Bien que l’air offre une mauvaise protection, l’irradiation par le nuage est atténuée par la distance. Dans le cas de gamma caractéristiques de 1 MeV d’énergie, le nombre de gamma non arrêtés par l’air est divisé par 1000 tous les 900 mètres.

L’inhalation de radioactivité peut être potentiellement plus dangereuse. Elle est due d’abord à des aérosols radioactifs en provenance du nuage lors de son passage, puis plus tard à des poussières remises en suspension.

La contamination de la peau et des vêtements intervient surtout lors des premières interventions et concerne les personnes séjournant sur des sites très contaminés. Comme l’inhalation de radioactivité, elle survient durant le passage du nuage et, plus tard, par la remise en suspension de poussières radioactives ou la manipulation de matières contaminées.

Les dépôts d’isotopes radioactifs au sol sont la source d’une irradiation gamma externe. Moins intense que celle du nuage, elle est plus rapprochée et de longue durée.
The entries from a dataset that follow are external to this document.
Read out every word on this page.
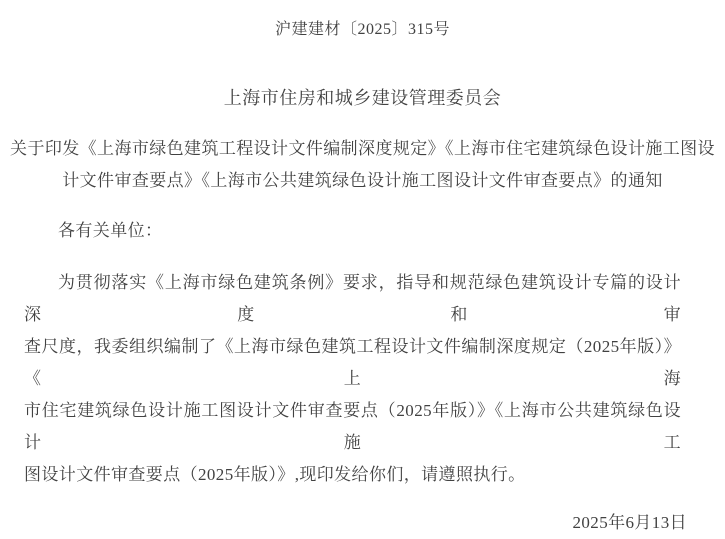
沪建建材〔2025〕315号
上海市住房和城乡建设管理委员会
关于印发《上海市绿色建筑工程设计文件编制深度规定》《上海市住宅建筑绿色设计施工图设
计文件审查要点》《上海市公共建筑绿色设计施工图设计文件审查要点》的通知
各有关单位：
为贯彻落实《上海市绿色建筑条例》要求，指导和规范绿色建筑设计专篇的设计深度和审
查尺度，我委组织编制了《上海市绿色建筑工程设计文件编制深度规定（2025年版）》《上海
市住宅建筑绿色设计施工图设计文件审查要点（2025年版）》《上海市公共建筑绿色设计施工
图设计文件审查要点（2025年版）》,现印发给你们，请遵照执行。
2025年6月13日
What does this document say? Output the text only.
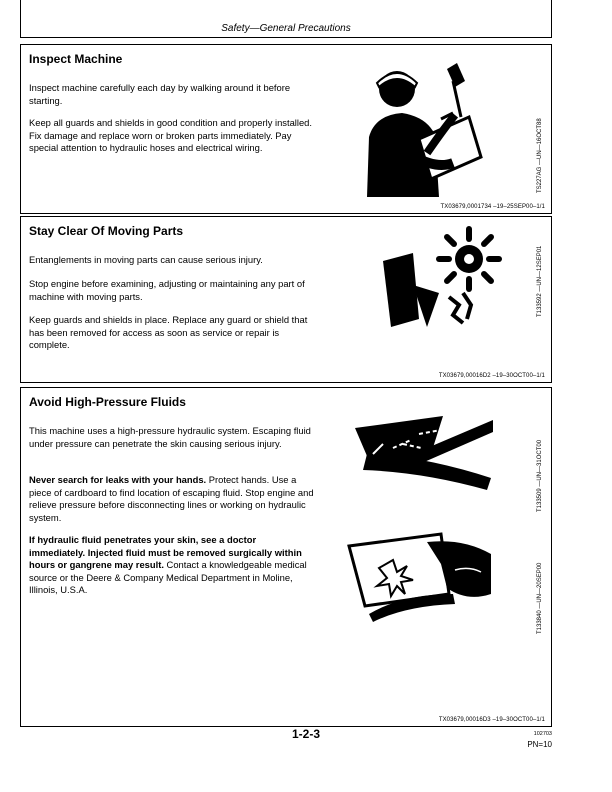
Safety—General Precautions
Inspect Machine

Inspect machine carefully each day by walking around it before starting.

Keep all guards and shields in good condition and properly installed. Fix damage and replace worn or broken parts immediately. Pay special attention to hydraulic hoses and electrical wiring.	TS227AG —UN—16OCT88
TX03679,0001734 –19–25SEP00–1/1
Stay Clear Of Moving Parts

Entanglements in moving parts can cause serious injury.

Stop engine before examining, adjusting or maintaining any part of machine with moving parts.

Keep guards and shields in place. Replace any guard or shield that has been removed for access as soon as service or repair is complete.

T133592 —UN—12SEP01
TX03679,00016D2 –19–30OCT00–1/1
Avoid High-Pressure Fluids

This machine uses a high-pressure hydraulic system. Escaping fluid under pressure can penetrate the skin causing serious injury.

Never search for leaks with your hands. Protect hands. Use a piece of cardboard to find location of escaping fluid. Stop engine and relieve pressure before disconnecting lines or working on hydraulic system.

If hydraulic fluid penetrates your skin, see a doctor immediately. Injected fluid must be removed surgically within hours or gangrene may result. Contact a knowledgeable medical source or the Deere & Company Medical Department in Moline, Illinois, U.S.A.

T133509 —UN—31OCT00
T133840 —UN—20SEP00
TX03679,00016D3 –19–30OCT00–1/1
1-2-3	102703
PN=10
Dans les premières semaines, elle est principalement due aux isotopes radioactifs à courte durée de vie comme l’iode-131. À l’échelle de plusieurs années, c’est le cesium-137 qui domine.
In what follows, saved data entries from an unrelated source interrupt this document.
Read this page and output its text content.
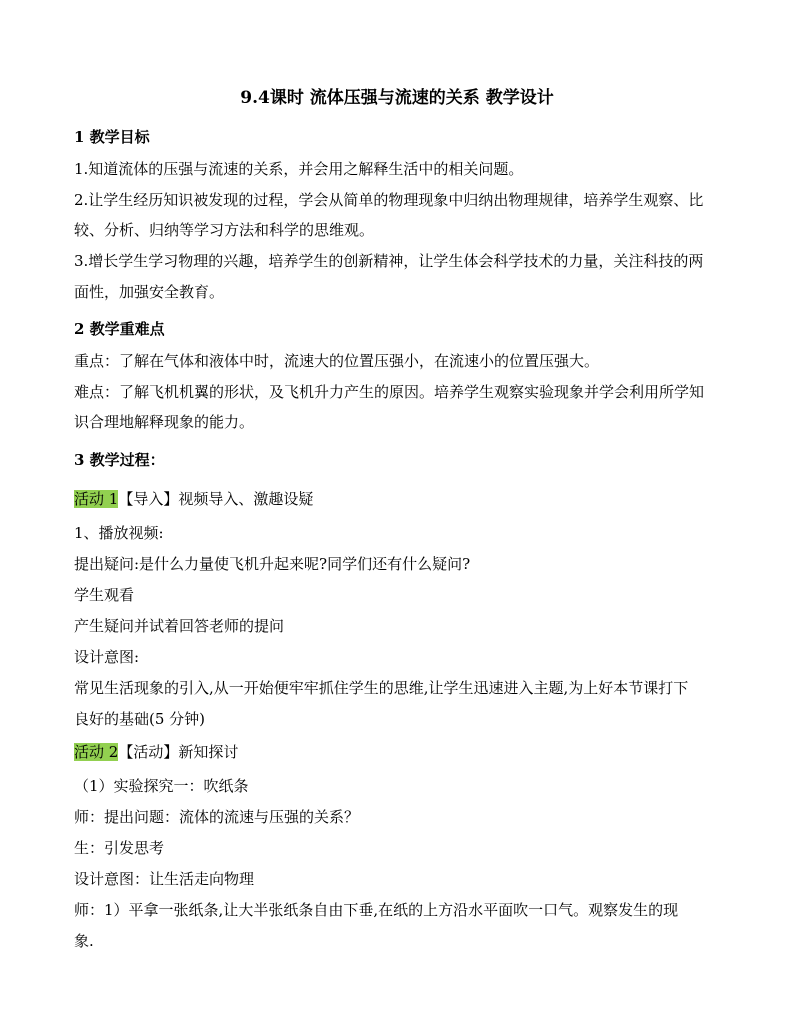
9.4课时 流体压强与流速的关系 教学设计
1 教学目标
1.知道流体的压强与流速的关系，并会用之解释生活中的相关问题。
2.让学生经历知识被发现的过程，学会从简单的物理现象中归纳出物理规律，培养学生观察、比
较、分析、归纳等学习方法和科学的思维观。
3.增长学生学习物理的兴趣，培养学生的创新精神，让学生体会科学技术的力量，关注科技的两
面性，加强安全教育。
2 教学重难点
重点：了解在气体和液体中时，流速大的位置压强小，在流速小的位置压强大。
难点：了解飞机机翼的形状，及飞机升力产生的原因。培养学生观察实验现象并学会利用所学知
识合理地解释现象的能力。
3 教学过程：
活动 1【导入】视频导入、激趣设疑
1、播放视频:
提出疑问:是什么力量使飞机升起来呢?同学们还有什么疑问?
学生观看
产生疑问并试着回答老师的提问
设计意图:
常见生活现象的引入,从一开始便牢牢抓住学生的思维,让学生迅速进入主题,为上好本节课打下
良好的基础(5 分钟)
活动 2【活动】新知探讨
（1）实验探究一：吹纸条
师：提出问题：流体的流速与压强的关系？
生：引发思考
设计意图：让生活走向物理
师：1）平拿一张纸条,让大半张纸条自由下垂,在纸的上方沿水平面吹一口气。观察发生的现
象.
Contamination de la chaîne alimentaire
La contamination du lait de chèvre dans les montagnes corses en mai 1986 est un exemple de la pénétration de la chaine alimentaire par dépôt sur la végétation d’éléments radioactifs. Certaines plantes méditerranéennes, comme le thym ou les fruits secs, peuvent contenir davantage d’éléments radioactifs que d’autres. Les chèvres s’alimentent de ces végétaux. On observa pour leur lait, des niveaux de contamination par l’iode-131 atteignant 15 000 becquerels par litre. Toutefois, ce lait n’entrait pas dans l’alimentation des très jeunes enfants les plus sensibles. Cette contamination décrut rapidement, divisée par 2 tous les 8 jours.
©  IRSN/dessin : Martine Beugin ©

Contamination de la chaîne alimentaire. L’ingestion de nourriture et d’eau contaminées est à l’origine d’expositions internes. La contamination provient encore principalement de l’iode-131 dans les premières semaines puis du cesium-137 quand le temps a fait son œuvre. Ces deux isotopes, absorbés par les végétaux, pénètrent dans la chaîne alimentaire.